BRECHT, EL MÁS MODERNO DE LOS CLÁSICOS
Por José Joaquín Blanco
Al parecer, Bertolt Brecht (1898-1956) ha prevalecido sobre el infierno
que “el final de la Historia ”,
o la caída mundial del comunismo, quiso arrojar sobre su figura y su obra.
Es curioso que,
especialmente a la caída del Muro de Berlín, las academias, las instituciones y
los medios de comunicación hayan perdonado tan fácilmente la “culpa comunista”
a los escritores y artistas rojos que no lo parecían demasiado (Picasso), que
no se tomaban tan en serio esa ideología en su obra; e intentado condenar
metódicamente, sin excepciones, a los comunistas que la asumieron
beligerantemente en sus creaciones (Diego Rivera, Brecht, Neruda, Sholojov).
Se llegó a decir que
Brecht era simplemente un propagandista, un dramaturgo didáctico del comunismo;
y que sus obras de teatro ni siquiera resultaban propiamente “obras”, sino
pastiches o parodias de textos anteriores (La
ópera de tres centavos como “hurto” a John Gay y a Christopher Marlowe);
parodias o pastiches ¡de mano ajena!,
escritas a trasmano por sus cultísimas y geniales amantes o sus inspirados
discípulos (como afirmaron algunos detractores universitarios, con el peregrino
argumento de que Brecht no sabía tanto inglés o chino como para manejar por sí
mismo el material original en sus “collages”.)
Sin embargo, cualquier
verdadero amante del teatro en el mundo, de los espectadores y estudiantes a
los propios dramaturgos y artistas, siguió sintiendo que nadie como Bertolt
Brecht ha sido tan natural y atrevidamente un hombre de teatro, un “animal
teatral”, un creador incesante de juegos y episodios escénicos.
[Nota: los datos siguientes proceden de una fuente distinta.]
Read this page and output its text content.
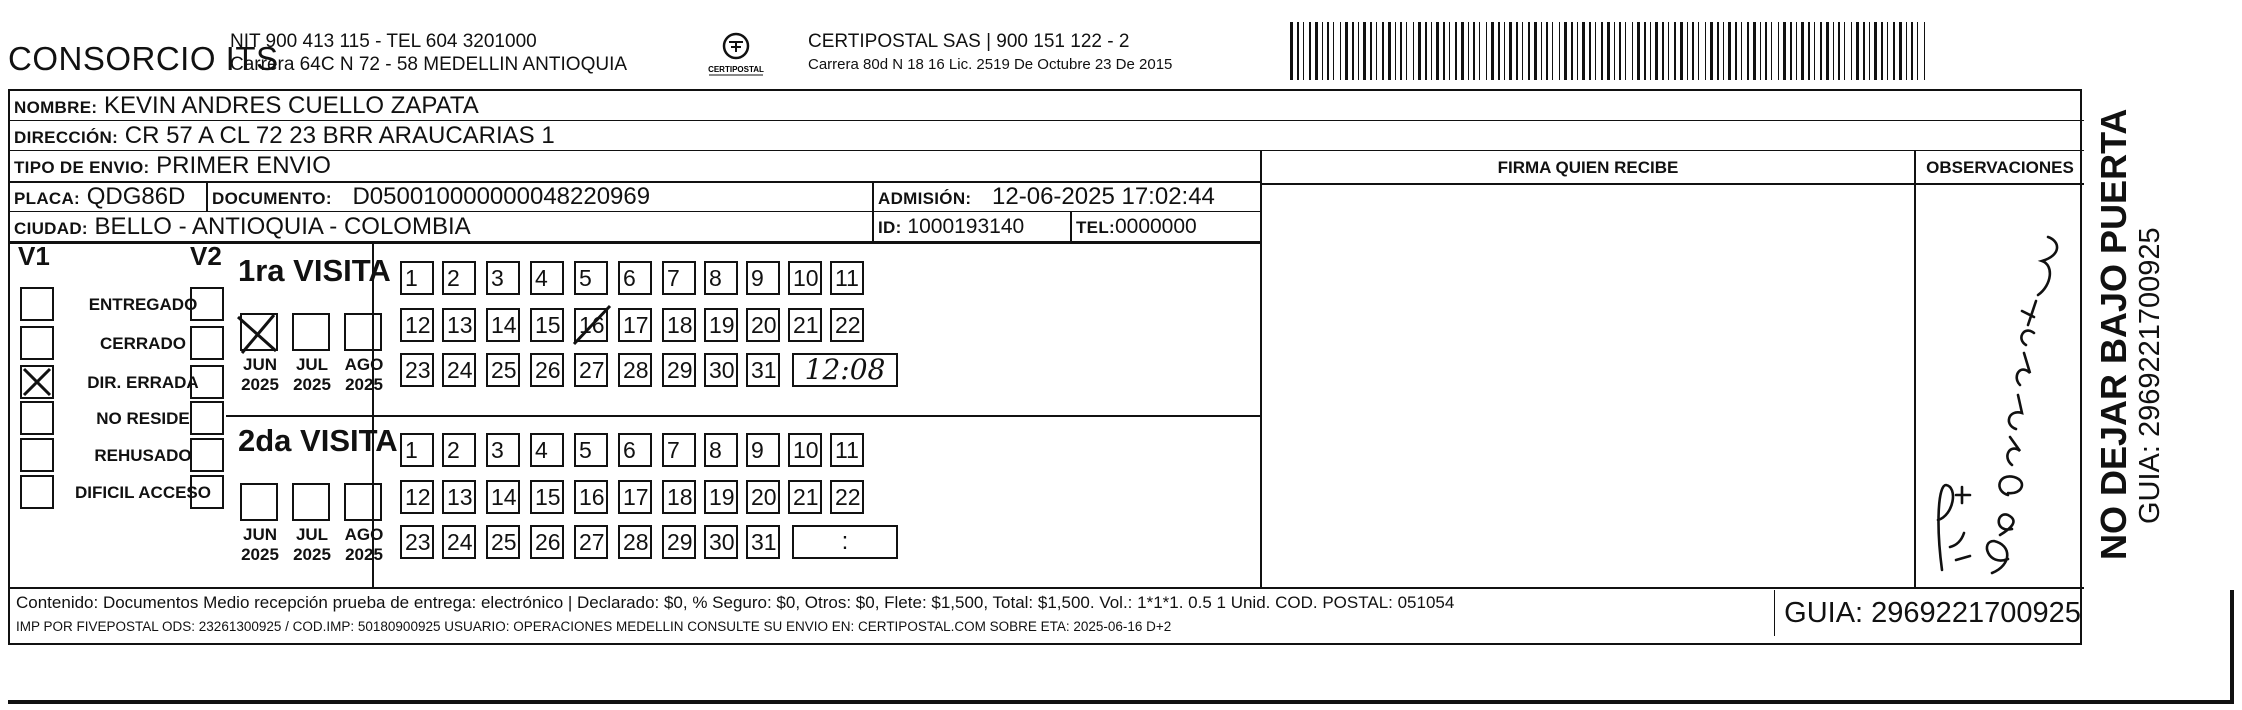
CONSORCIO ITS
NIT 900 413 115 - TEL 604 3201000
Carrera 64C N 72 - 58 MEDELLIN ANTIOQUIA	CERTIPOSTAL
CERTIPOSTAL SAS | 900 151 122 - 2
Carrera 80d N 18 16 Lic. 2519 De Octubre 23 De 2015
NOMBRE: KEVIN ANDRES CUELLO ZAPATA
DIRECCIÓN: CR 57 A CL 72 23 BRR ARAUCARIAS 1
TIPO DE ENVIO: PRIMER ENVIO
PLACA: QDG86D	DOCUMENTO: D050010000000048220969	ADMISIÓN: 12-06-2025 17:02:44
CIUDAD: BELLO - ANTIOQUIA - COLOMBIA	ID: 1000193140	TEL:0000000
FIRMA QUIEN RECIBE	OBSERVACIONES
V1	V2
ENTREGADO
CERRADO
DIR. ERRADA
NO RESIDE
REHUSADO
DIFICIL ACCESO
1ra VISITA
2da VISITA
JUN
2025
JUL
2025
AGO
2025
JUN
2025
JUL
2025
AGO
2025
1	2	3	4	5	6	7	8	9	10 11
12 13 14 15 16 17 18 19 20 21 22
23 24 25 26 27 28 29 30 31	12:08
1	2	3	4	5	6	7	8	9	10 11
12 13 14 15 16 17 18 19 20 21 22
23 24 25 26 27 28 29 30 31	:
Contenido: Documentos Medio recepción prueba de entrega: electrónico | Declarado: $0, % Seguro: $0, Otros: $0, Flete: $1,500, Total: $1,500. Vol.: 1*1*1. 0.5 1 Unid. COD. POSTAL: 051054
IMP POR FIVEPOSTAL ODS: 23261300925 / COD.IMP: 50180900925 USUARIO: OPERACIONES MEDELLIN CONSULTE SU ENVIO EN: CERTIPOSTAL.COM SOBRE ETA: 2025-06-16 D+2	GUIA: 2969221700925
NO DEJAR BAJO PUERTA GUIA: 2969221700925
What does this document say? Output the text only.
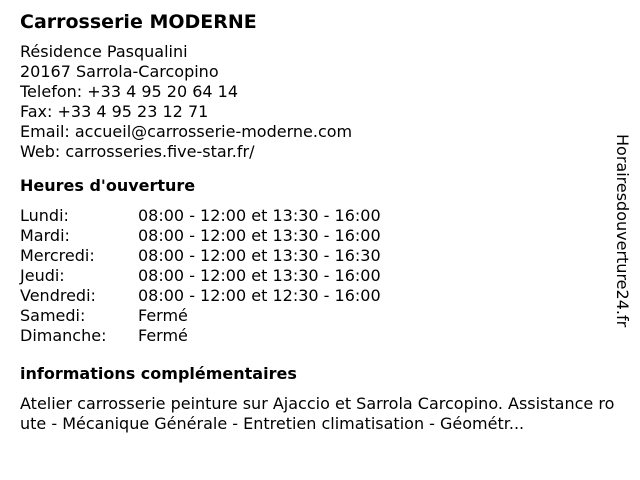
Carrosserie MODERNE
Résidence Pasqualini
20167 Sarrola-Carcopino
Telefon: +33 4 95 20 64 14
Fax: +33 4 95 23 12 71
Email: accueil@carrosserie-moderne.com
Web: carrosseries.five-star.fr/
Heures d'ouverture
Lundi:	08:00 - 12:00 et 13:30 - 16:00
Mardi:	08:00 - 12:00 et 13:30 - 16:00
Mercredi:	08:00 - 12:00 et 13:30 - 16:30
Jeudi:	08:00 - 12:00 et 13:30 - 16:00
Vendredi:	08:00 - 12:00 et 12:30 - 16:00
Samedi:	Fermé
Dimanche:	Fermé
informations complémentaires
Atelier carrosserie peinture sur Ajaccio et Sarrola Carcopino. Assistance route - Mécanique Générale - Entretien climatisation - Géométr...
Horairesdouverture24.fr
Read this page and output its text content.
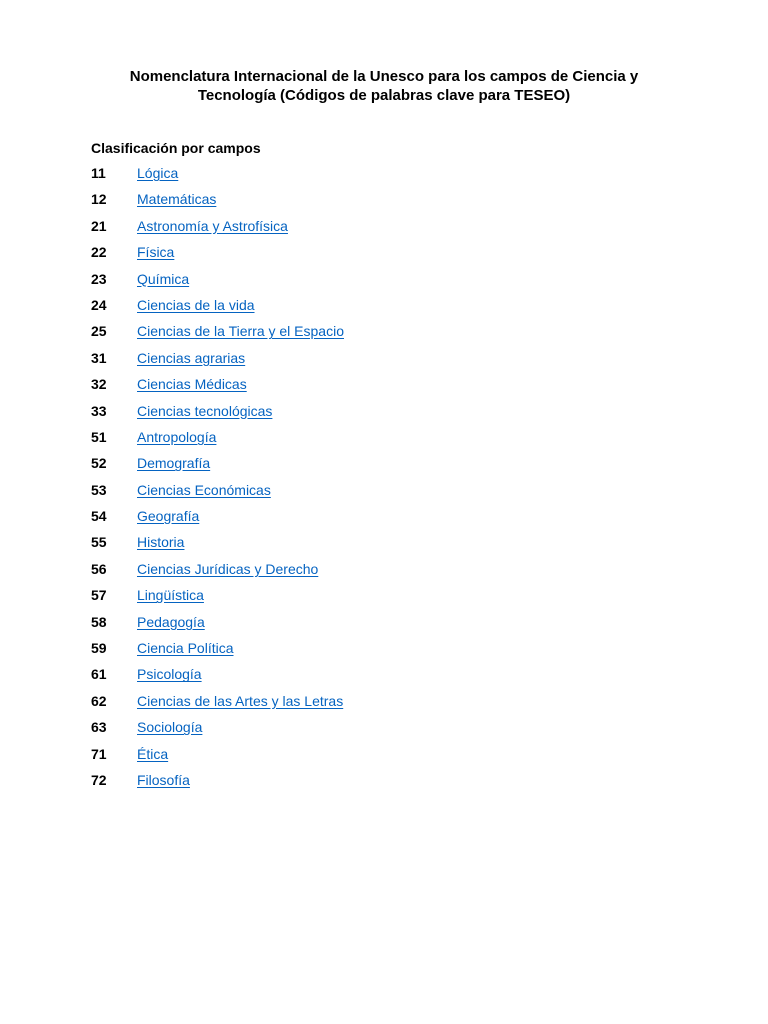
Nomenclatura Internacional de la Unesco para los campos de Ciencia y
Tecnología (Códigos de palabras clave para TESEO)
Clasificación por campos
11	Lógica
12	Matemáticas
21	Astronomía y Astrofísica
22	Física
23	Química
24	Ciencias de la vida
25	Ciencias de la Tierra y el Espacio
31	Ciencias agrarias
32	Ciencias Médicas
33	Ciencias tecnológicas
51	Antropología
52	Demografía
53	Ciencias Económicas
54	Geografía
55	Historia
56	Ciencias Jurídicas y Derecho
57	Lingüística
58	Pedagogía
59	Ciencia Política
61	Psicología
62	Ciencias de las Artes y las Letras
63	Sociología
71	Ética
72	Filosofía
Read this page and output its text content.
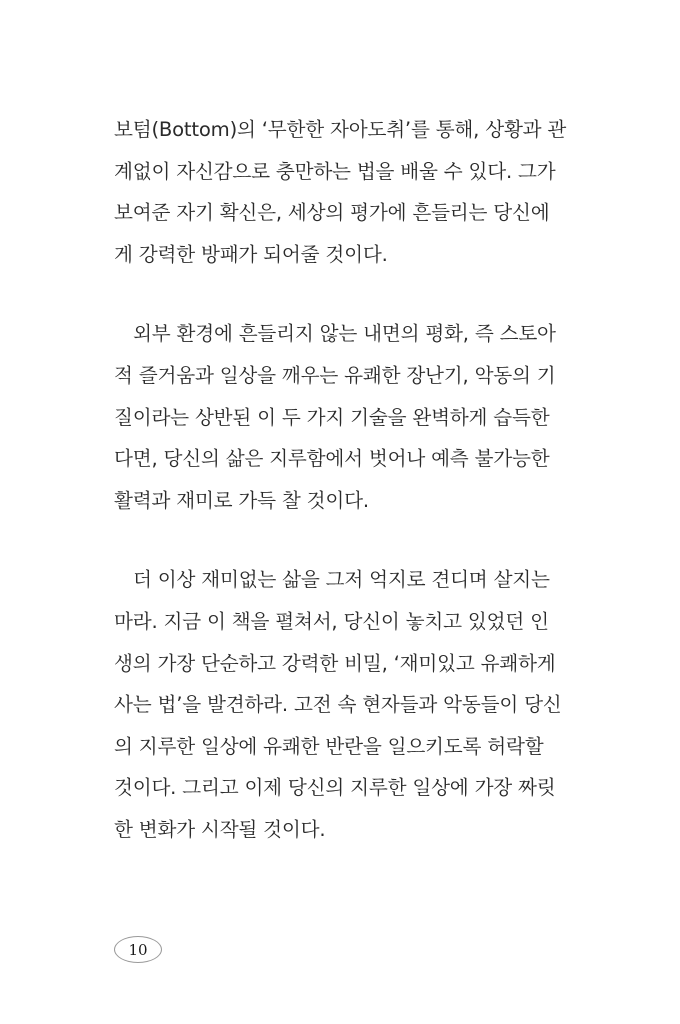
보텀(Bottom)의 ‘무한한 자아도취’를 통해, 상황과 관
계없이 자신감으로 충만하는 법을 배울 수 있다. 그가
보여준 자기 확신은, 세상의 평가에 흔들리는 당신에
게 강력한 방패가 되어줄 것이다.
외부 환경에 흔들리지 않는 내면의 평화, 즉 스토아
적 즐거움과 일상을 깨우는 유쾌한 장난기, 악동의 기
질이라는 상반된 이 두 가지 기술을 완벽하게 습득한
다면, 당신의 삶은 지루함에서 벗어나 예측 불가능한
활력과 재미로 가득 찰 것이다.
더 이상 재미없는 삶을 그저 억지로 견디며 살지는
마라. 지금 이 책을 펼쳐서, 당신이 놓치고 있었던 인
생의 가장 단순하고 강력한 비밀, ‘재미있고 유쾌하게
사는 법’을 발견하라. 고전 속 현자들과 악동들이 당신
의 지루한 일상에 유쾌한 반란을 일으키도록 허락할
것이다. 그리고 이제 당신의 지루한 일상에 가장 짜릿
한 변화가 시작될 것이다.
10
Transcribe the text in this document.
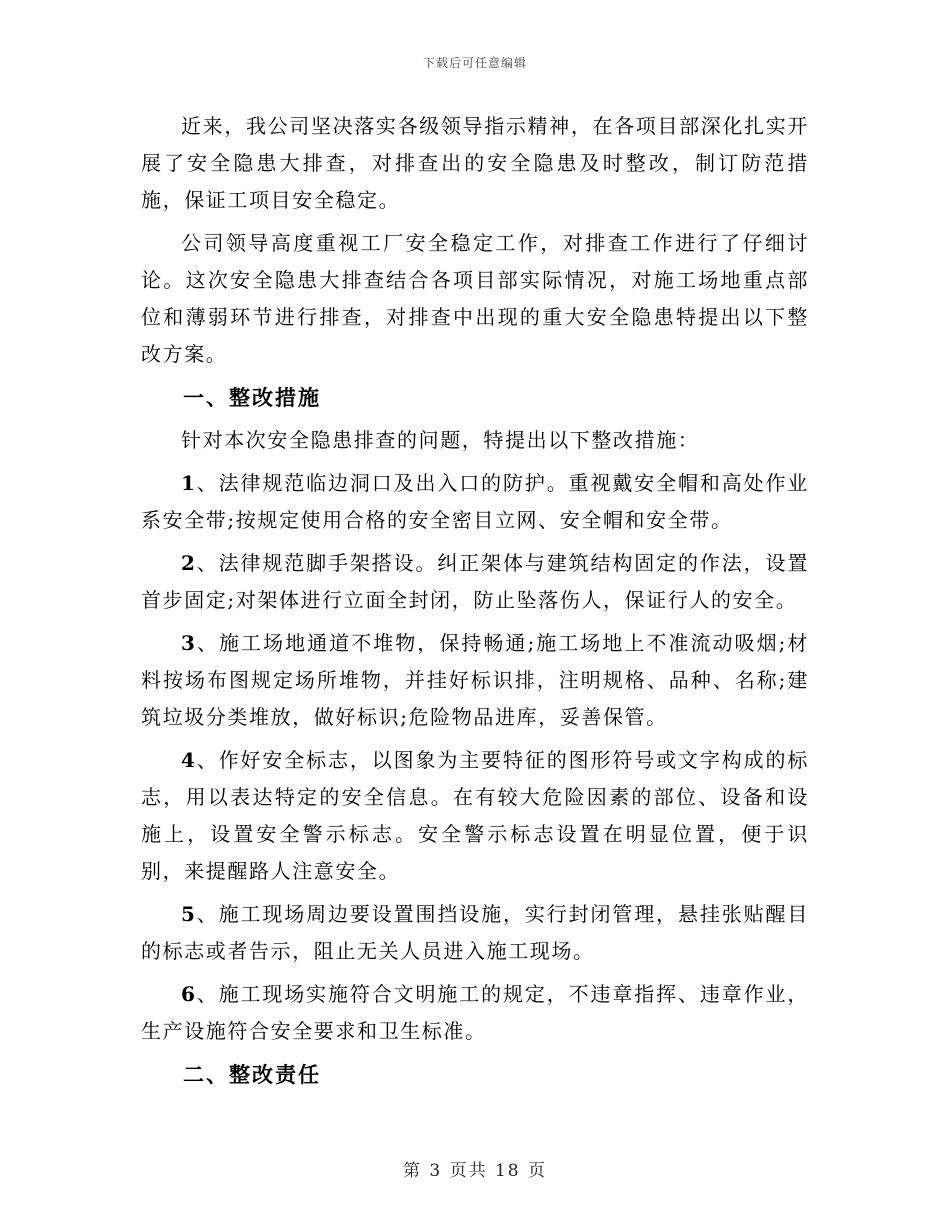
下载后可任意编辑

近来，我公司坚决落实各级领导指示精神，在各项目部深化扎实开展了安全隐患大排查，对排查出的安全隐患及时整改，制订防范措施，保证工项目安全稳定。

公司领导高度重视工厂安全稳定工作，对排查工作进行了仔细讨论。这次安全隐患大排查结合各项目部实际情况，对施工场地重点部位和薄弱环节进行排查，对排查中出现的重大安全隐患特提出以下整改方案。

一、整改措施

针对本次安全隐患排查的问题，特提出以下整改措施：

1、法律规范临边洞口及出入口的防护。重视戴安全帽和高处作业系安全带;按规定使用合格的安全密目立网、安全帽和安全带。

2、法律规范脚手架搭设。纠正架体与建筑结构固定的作法，设置首步固定;对架体进行立面全封闭，防止坠落伤人，保证行人的安全。

3、施工场地通道不堆物，保持畅通;施工场地上不准流动吸烟;材料按场布图规定场所堆物，并挂好标识排，注明规格、品种、名称;建筑垃圾分类堆放，做好标识;危险物品进库，妥善保管。

4、作好安全标志，以图象为主要特征的图形符号或文字构成的标志，用以表达特定的安全信息。在有较大危险因素的部位、设备和设施上，设置安全警示标志。安全警示标志设置在明显位置，便于识别，来提醒路人注意安全。

5、施工现场周边要设置围挡设施，实行封闭管理，悬挂张贴醒目的标志或者告示，阻止无关人员进入施工现场。

6、施工现场实施符合文明施工的规定，不违章指挥、违章作业，生产设施符合安全要求和卫生标准。

二、整改责任

第 3 页共 18 页
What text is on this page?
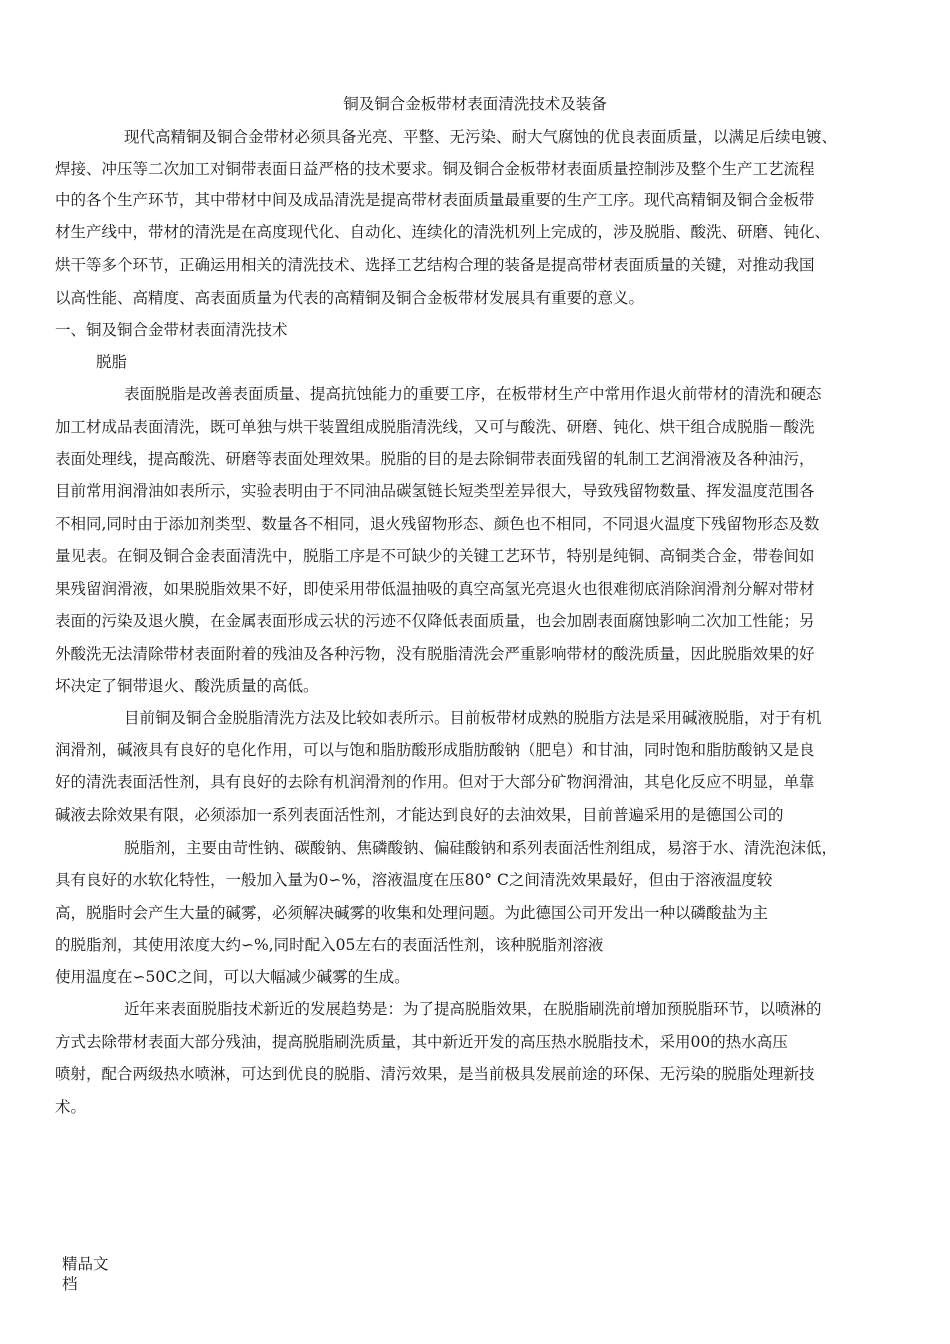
铜及铜合金板带材表面清洗技术及装备
现代高精铜及铜合金带材必须具备光亮、平整、无污染、耐大气腐蚀的优良表面质量，以满足后续电镀、
焊接、冲压等二次加工对铜带表面日益严格的技术要求。铜及铜合金板带材表面质量控制涉及整个生产工艺流程
中的各个生产环节，其中带材中间及成品清洗是提高带材表面质量最重要的生产工序。现代高精铜及铜合金板带
材生产线中，带材的清洗是在高度现代化、自动化、连续化的清洗机列上完成的，涉及脱脂、酸洗、研磨、钝化、
烘干等多个环节，正确运用相关的清洗技术、选择工艺结构合理的装备是提高带材表面质量的关键，对推动我国
以高性能、高精度、高表面质量为代表的高精铜及铜合金板带材发展具有重要的意义。
一、铜及铜合金带材表面清洗技术
脱脂
表面脱脂是改善表面质量、提高抗蚀能力的重要工序，在板带材生产中常用作退火前带材的清洗和硬态
加工材成品表面清洗，既可单独与烘干装置组成脱脂清洗线，又可与酸洗、研磨、钝化、烘干组合成脱脂－酸洗
表面处理线，提高酸洗、研磨等表面处理效果。脱脂的目的是去除铜带表面残留的轧制工艺润滑液及各种油污，
目前常用润滑油如表所示，实验表明由于不同油品碳氢链长短类型差异很大，导致残留物数量、挥发温度范围各
不相同,同时由于添加剂类型、数量各不相同，退火残留物形态、颜色也不相同，不同退火温度下残留物形态及数
量见表。在铜及铜合金表面清洗中，脱脂工序是不可缺少的关键工艺环节，特别是纯铜、高铜类合金，带卷间如
果残留润滑液，如果脱脂效果不好，即使采用带低温抽吸的真空高氢光亮退火也很难彻底消除润滑剂分解对带材
表面的污染及退火膜，在金属表面形成云状的污迹不仅降低表面质量，也会加剧表面腐蚀影响二次加工性能；另
外酸洗无法清除带材表面附着的残油及各种污物，没有脱脂清洗会严重影响带材的酸洗质量，因此脱脂效果的好
坏决定了铜带退火、酸洗质量的高低。
目前铜及铜合金脱脂清洗方法及比较如表所示。目前板带材成熟的脱脂方法是采用碱液脱脂，对于有机
润滑剂，碱液具有良好的皂化作用，可以与饱和脂肪酸形成脂肪酸钠（肥皂）和甘油，同时饱和脂肪酸钠又是良
好的清洗表面活性剂，具有良好的去除有机润滑剂的作用。但对于大部分矿物润滑油，其皂化反应不明显，单靠
碱液去除效果有限，必须添加一系列表面活性剂，才能达到良好的去油效果，目前普遍采用的是德国公司的
脱脂剂，主要由苛性钠、碳酸钠、焦磷酸钠、偏硅酸钠和系列表面活性剂组成，易溶于水、清洗泡沫低，
具有良好的水软化特性，一般加入量为0∽%，溶液温度在压80° C之间清洗效果最好，但由于溶液温度较
高，脱脂时会产生大量的碱雾，必须解决碱雾的收集和处理问题。为此德国公司开发出一种以磷酸盐为主
的脱脂剂，其使用浓度大约∽%,同时配入05左右的表面活性剂，该种脱脂剂溶液
使用温度在∽50C之间，可以大幅减少碱雾的生成。
近年来表面脱脂技术新近的发展趋势是：为了提高脱脂效果，在脱脂刷洗前增加预脱脂环节，以喷淋的
方式去除带材表面大部分残油，提高脱脂刷洗质量，其中新近开发的高压热水脱脂技术，采用00的热水高压
喷射，配合两级热水喷淋，可达到优良的脱脂、清污效果，是当前极具发展前途的环保、无污染的脱脂处理新技
术。
精品文
档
Nadie ha tenido
tan profunda y exuberantemente el teatro dentro de sí como el autor de La ópera de tres centavos (1928), El ascenso y caída de la ciudad de
Mahagonny (1930), Madre Coraje
(1941), Vida de Galileo (1943), La
buena mujer de Ze-Chuan (1943), El círculo de tiza caucasiano (1948), El evitable ascenso de Arturo Ui (1957), etcétera.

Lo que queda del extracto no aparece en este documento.